For everything that was written in the past was written to teach us, so that through endurance and the encouragement of the Scriptures we might have hope. —Romans 15:4

Saturday, January 18, 2014

Forgiveness--not always easy

Colossians 3:12-13
Therefore, as God’s chosen people, holy and dearly loved, clothe yourselves with compassion, kindness, humility, gentleness and patience. Bear with each other and forgive one another if any of you has a grievance against someone. Forgive as the Lord forgave you.

My husband, Tim, and I were meeting at McDonalds to get a bite to eat before we attended the Christmas eve-eve service at church. I arrived at the restaurant before him. As I waited, sirens screamed along the road. A sick feeling hit me. Within fifteen minutes my phone chimed. Tim told me he’d been in an accident. He was okay but they were taking him to the hospital to make sure. What I found out after that made me mad.

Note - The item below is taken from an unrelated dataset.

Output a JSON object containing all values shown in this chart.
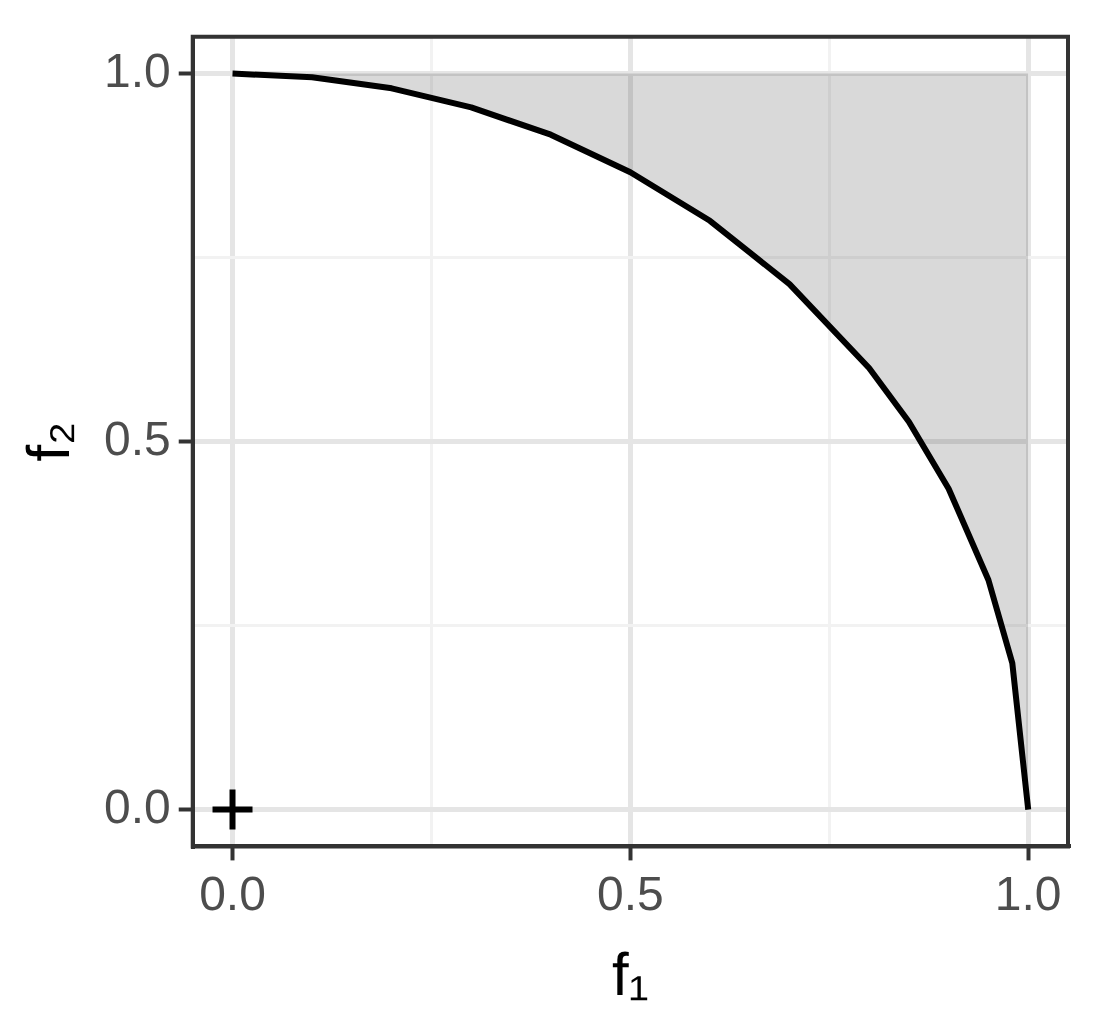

The man who hit Tim wasn’t paying attention. He simply did not slow down when he should have. I don’t know what distracted him. At that point I didn’t care; I just knew he hurt my husband, who I love. My anger grew for several days. Even though I praised God that Tim was not seriously injured and was still with me, I raged inside. I was able to thank God but I was not making progress in the forgiveness department. I knew I needed to forgive the man, but my anger kept rising. Through Christmas, I tamped it down while I celebrated with family. When the New Year rolled around, I knew in my heart it was time to let go and forgive. Even at that I struggled, until one Sunday during communion I thought about how much God had forgiven me. At that point I let go and prayed. I forgave the man, and God forgave me once again, for holding on to my anger. I praise God every day that Tim walked away from what could have been his last drive, and I thank God for forgiveness.

2 comments:

  1. Ooh! that little tiny word "AS" can trip me up so often! The Lord has been unfolding layers of my own anger for several months now. Amazing how I have made a habit of tamping it down and not been so good about dealing with it. Childhood baggage I am still unlearning.